Aujourd’hui une chose est sûre : on est fier et honoré lorsque son pays est présent à ces différentes phases finales. Ces responsables doivent également savoir que ce ne sont ni les membres du bureau fédéral, ni les supporters qui vont monter sur le terrain pour jouer. Et que c’est l’hymne national du Mali qui sera chanté. Aussi est-il temps de mettre fin aux méchancetés gratuites.

Au Mali, chacun sait que jouer à 13 heures est impossible, surtout dans la période du mois d’Octobre. Comme on aime le dire souvent, les Maliens sont les premiers ennemis du Mali. Cette assertion sied parfaitement à cette situation, sinon, cela ne s’explique pas du tout.

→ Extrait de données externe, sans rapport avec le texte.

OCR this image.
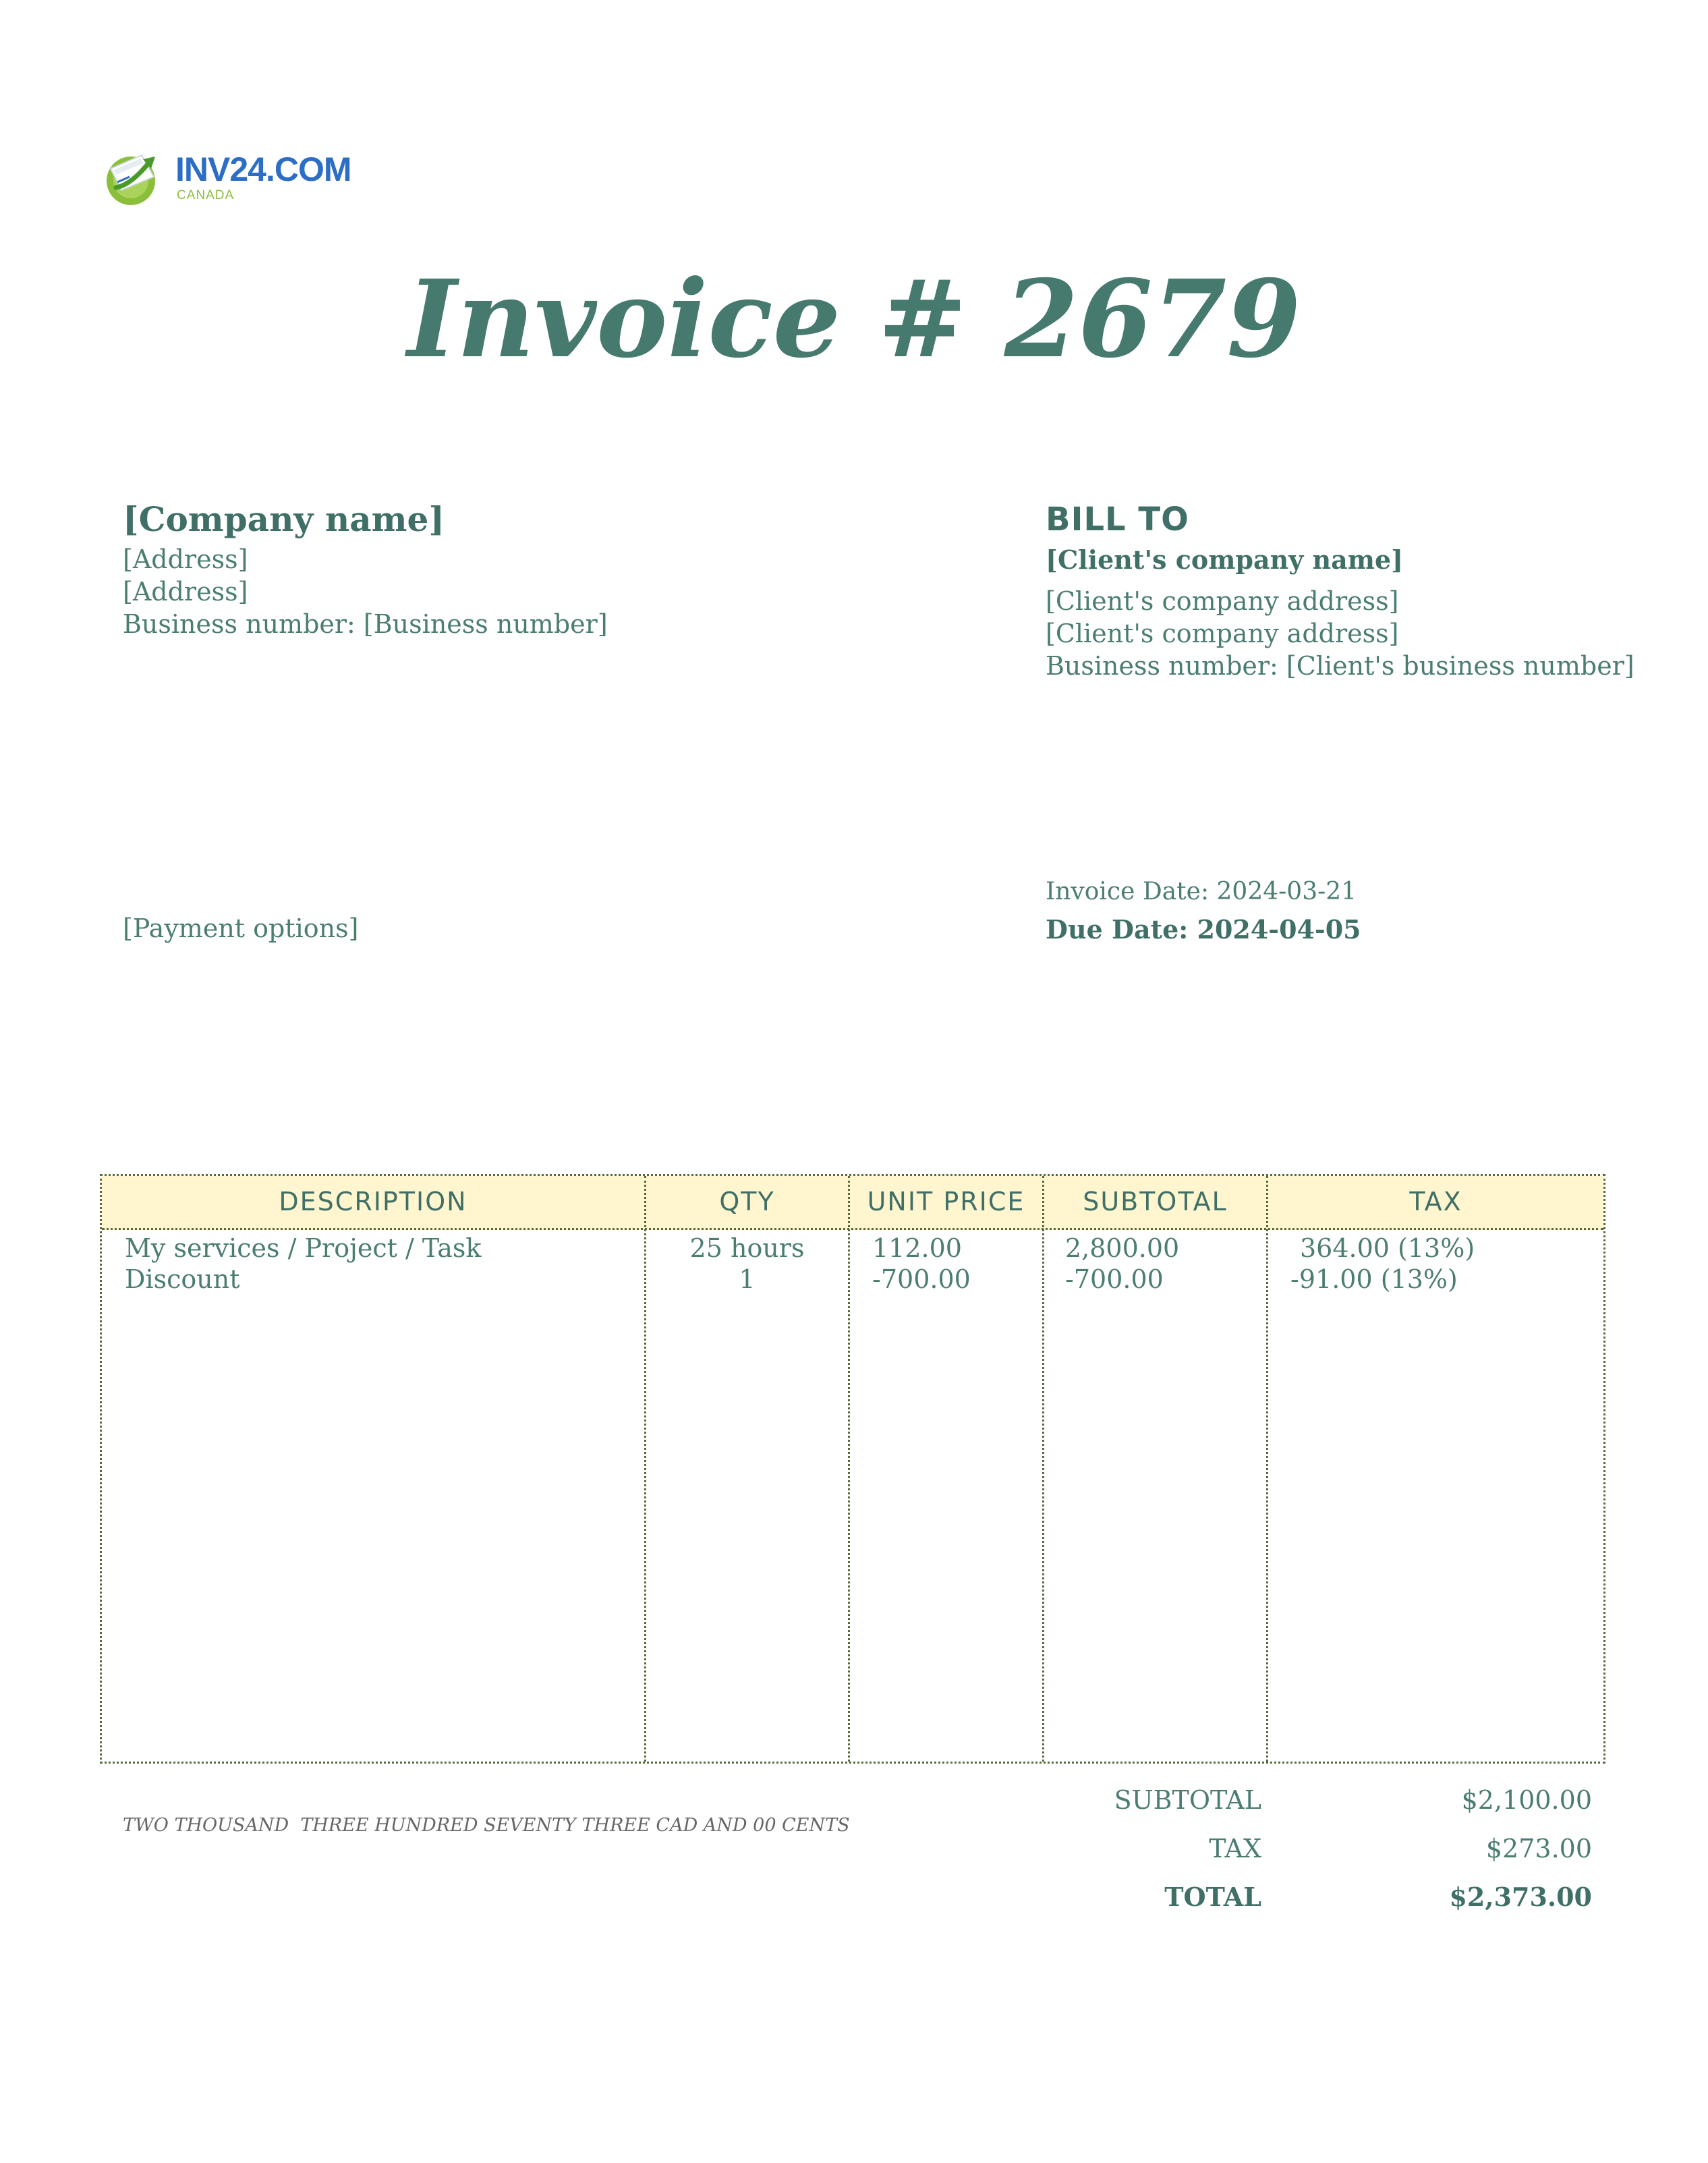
INV24.COM
CANADA
Invoice # 2679
[Company name]
[Address]
[Address]
Business number: [Business number]
BILL TO
[Client's company name]
[Client's company address]
[Client's company address]
Business number: [Client's business number]
[Payment options]
Invoice Date: 2024-03-21
Due Date: 2024-04-05
DESCRIPTION	QTY	UNIT PRICE	SUBTOTAL	TAX
My services / Project / Task	25 hours	112.00	2,800.00	364.00 (13%)
Discount	1	-700.00	-700.00	-91.00 (13%)
TWO THOUSAND  THREE HUNDRED SEVENTY THREE CAD AND 00 CENTS
SUBTOTAL	$2,100.00
TAX	$273.00
TOTAL	$2,373.00
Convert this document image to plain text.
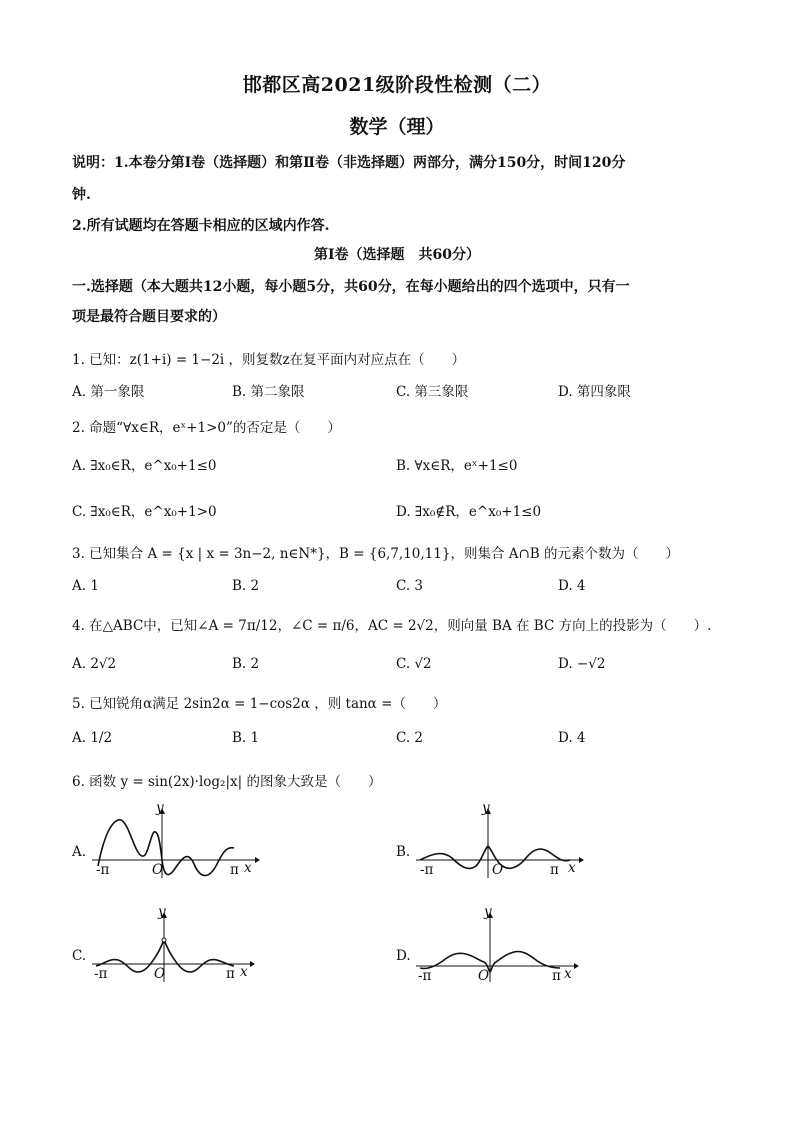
邯都区高2021级阶段性检测（二）
数学（理）
说明：1.本卷分第Ⅰ卷（选择题）和第Ⅱ卷（非选择题）两部分，满分150分，时间120分
钟.
2.所有试题均在答题卡相应的区域内作答.
第Ⅰ卷（选择题　共60分）
一.选择题（本大题共12小题，每小题5分，共60分，在每小题给出的四个选项中，只有一
项是最符合题目要求的）
1. 已知：z(1+i) = 1−2i ，则复数z在复平面内对应点在（　　）
A. 第一象限	B. 第二象限	C. 第三象限	D. 第四象限
2. 命题“∀x∈R，eˣ+1>0”的否定是（　　）
A. ∃x₀∈R，e^x₀+1≤0	B. ∀x∈R，eˣ+1≤0
C. ∃x₀∈R，e^x₀+1>0	D. ∃x₀∉R，e^x₀+1≤0
3. 已知集合 A = {x | x = 3n−2, n∈N*}，B = {6,7,10,11}，则集合 A∩B 的元素个数为（　　）
A. 1	B. 2	C. 3	D. 4
4. 在△ABC中，已知∠A = 7π/12，∠C = π/6，AC = 2√2，则向量 BA 在 BC 方向上的投影为（　　）.
A. 2√2	B. 2	C. √2	D. −√2
5. 已知锐角α满足 2sin2α = 1−cos2α ，则 tanα =（　　）
A. 1/2	B. 1	C. 2	D. 4
6. 函数 y = sin(2x)·log₂|x| 的图象大致是（　　）
A.
y
x
O
-π	π
B.
y
x
O
-π	π
C.
y
x
O
-π	π
D.
y
x
O
-π	π
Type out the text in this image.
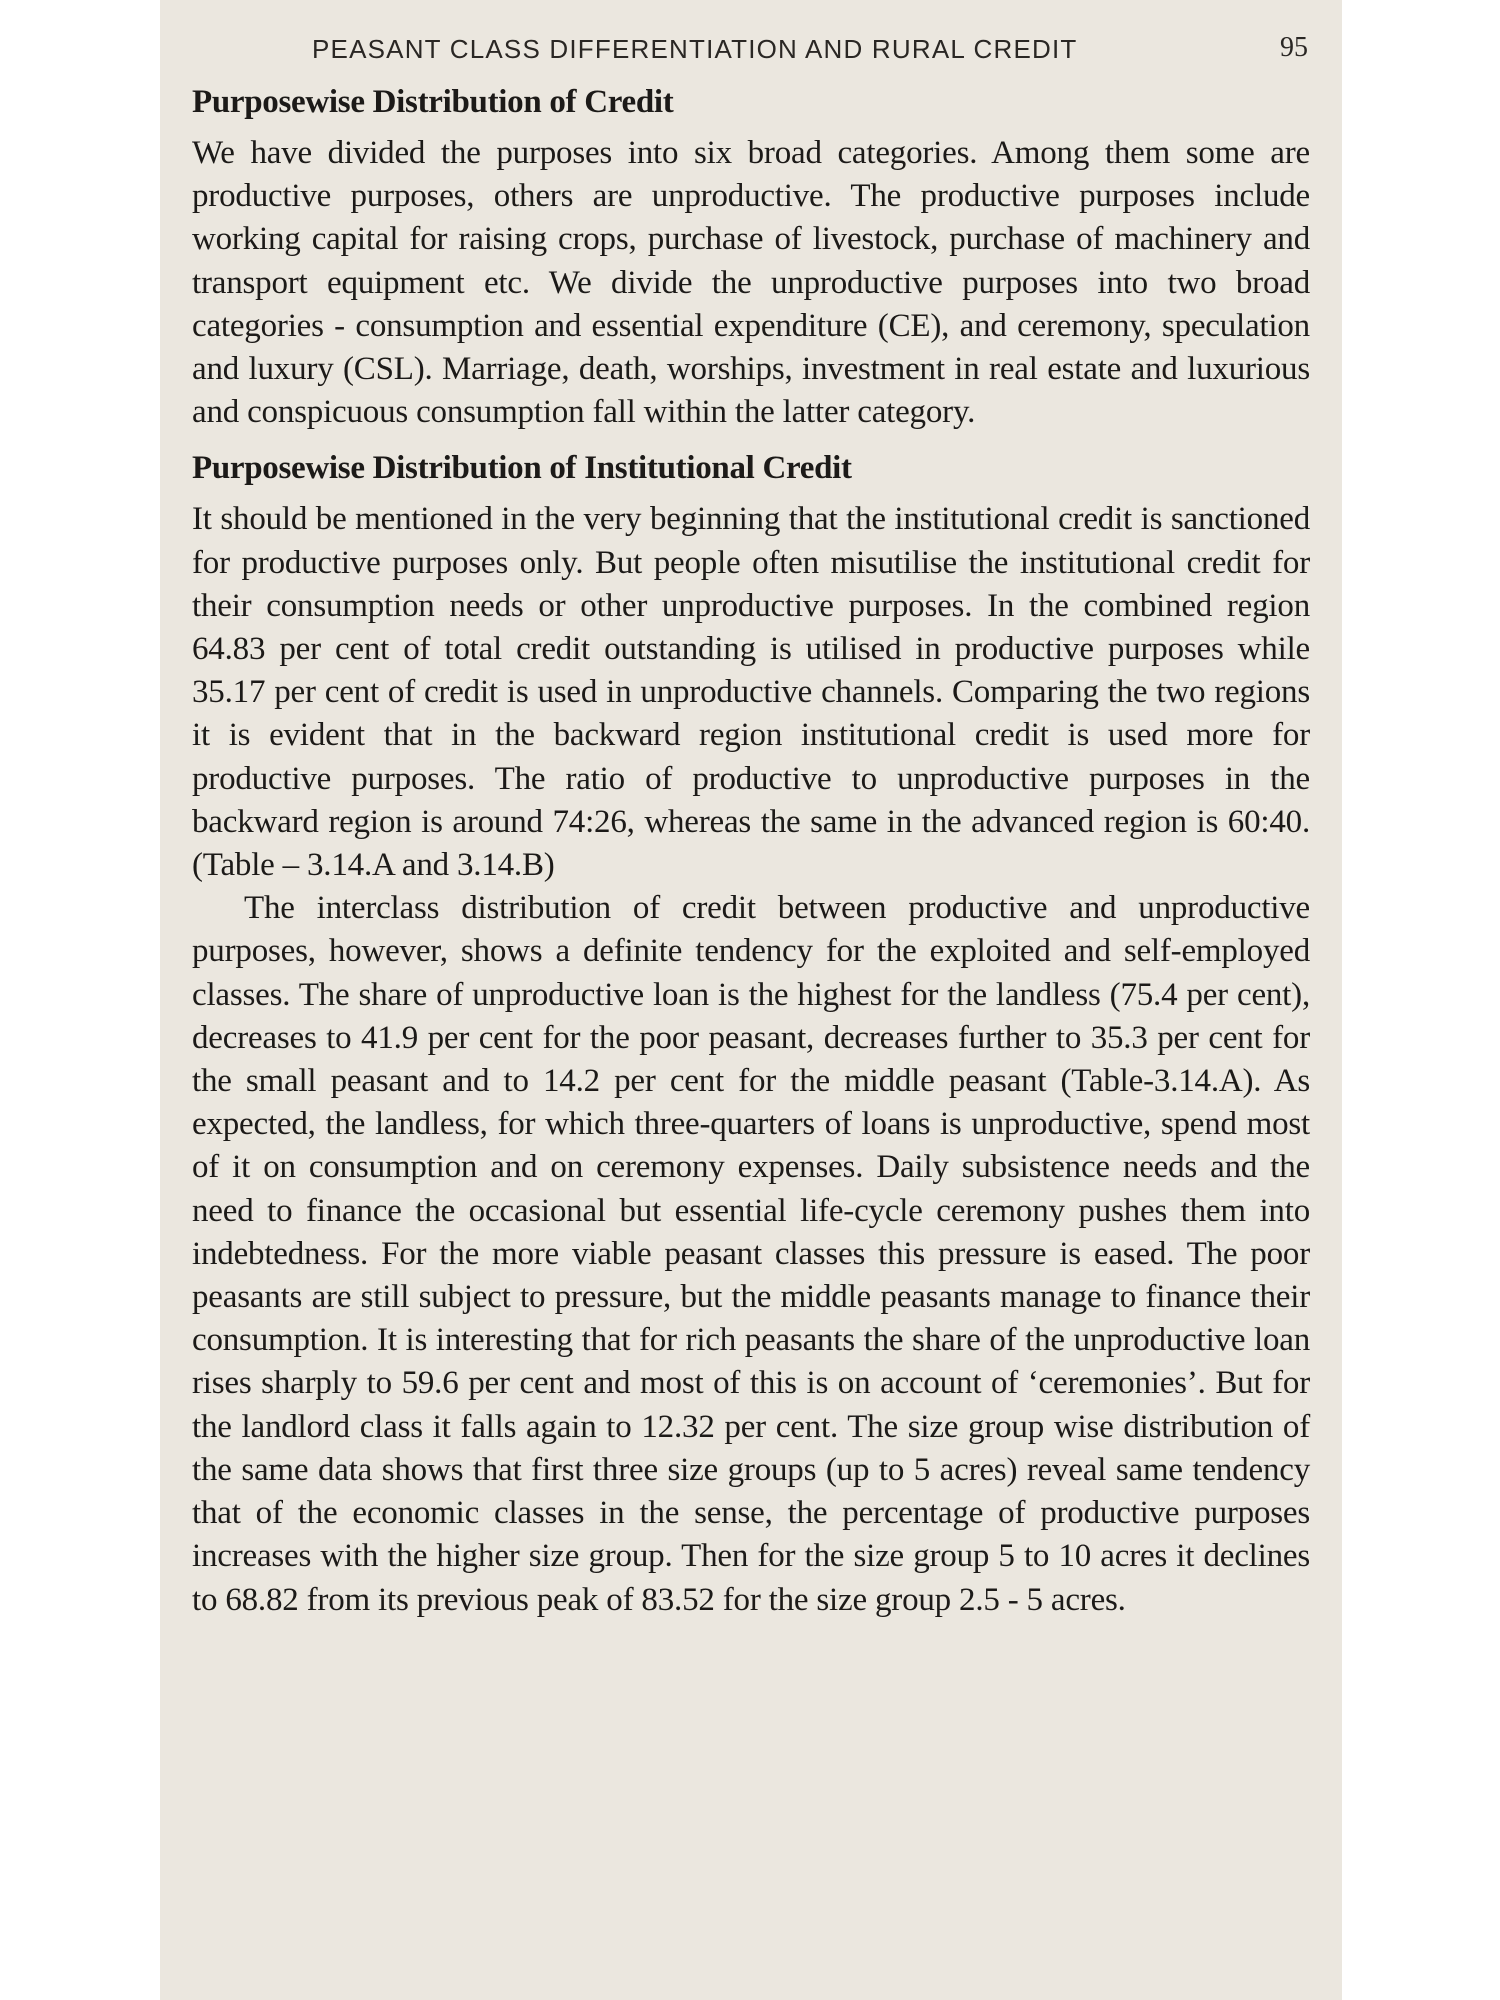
PEASANT CLASS DIFFERENTIATION AND RURAL CREDIT	95
Purposewise Distribution of Credit

We have divided the purposes into six broad categories. Among them some are productive purposes, others are unproductive. The productive purposes include working capital for raising crops, purchase of livestock, purchase of machinery and transport equipment etc. We divide the unproductive purposes into two broad categories - consumption and essential expenditure (CE), and ceremony, speculation and luxury (CSL). Marriage, death, worships, investment in real estate and luxurious and conspicuous consumption fall within the latter category.

Purposewise Distribution of Institutional Credit

It should be mentioned in the very beginning that the institutional credit is sanctioned for productive purposes only. But people often misutilise the institutional credit for their consumption needs or other unproductive purposes. In the combined region 64.83 per cent of total credit outstanding is utilised in productive purposes while 35.17 per cent of credit is used in unproductive channels. Comparing the two regions it is evident that in the backward region institutional credit is used more for productive purposes. The ratio of productive to unproductive purposes in the backward region is around 74:26, whereas the same in the advanced region is 60:40. (Table – 3.14.A and 3.14.B)

The interclass distribution of credit between productive and unproductive purposes, however, shows a definite tendency for the exploited and self-employed classes. The share of unproductive loan is the highest for the landless (75.4 per cent), decreases to 41.9 per cent for the poor peasant, decreases further to 35.3 per cent for the small peasant and to 14.2 per cent for the middle peasant (Table-3.14.A). As expected, the landless, for which three-quarters of loans is unproductive, spend most of it on consumption and on ceremony expenses. Daily subsistence needs and the need to finance the occasional but essential life-cycle ceremony pushes them into indebtedness. For the more viable peasant classes this pressure is eased. The poor peasants are still subject to pressure, but the middle peasants manage to finance their consumption. It is interesting that for rich peasants the share of the unproductive loan rises sharply to 59.6 per cent and most of this is on account of ‘ceremonies’. But for the landlord class it falls again to 12.32 per cent. The size group wise distribution of the same data shows that first three size groups (up to 5 acres) reveal same tendency that of the economic classes in the sense, the percentage of productive purposes increases with the higher size group. Then for the size group 5 to 10 acres it declines to 68.82 from its previous peak of 83.52 for the size group 2.5 - 5 acres.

Ce n’est pas l’affaire de la seule FEMAFOOT, mais de tous les Maliens épris de bon sens, quant à l’avancée de notre football. Que partisans et adversaires de la fédération s’entre-déchirent, mais que les Aigles du Mali ne soient pas pris en otage par cette querelle. C’est ce que le capitaine des Aigles, Mamadou Diarra “Djila”, a compris. “Qu’ils se bouffent entre eux, cela ne nous regarde pas. Seulement, je demande aux partisans et adversaires de la FEMAFOOT de ne pas nous mêler dans leurs affaires”, avait-il déclaré.

Malgré les mauvaises intentions de certaines personnes, l’on ose espérer que la fédération pourra convaincre la FIFA du bien fondé de ses arguments en vue d’avancer l’heure initiale. Car un adage dit que “lorsqu’un prédicateur annonce la fin du monde, cela ne se fera pas à son insu”.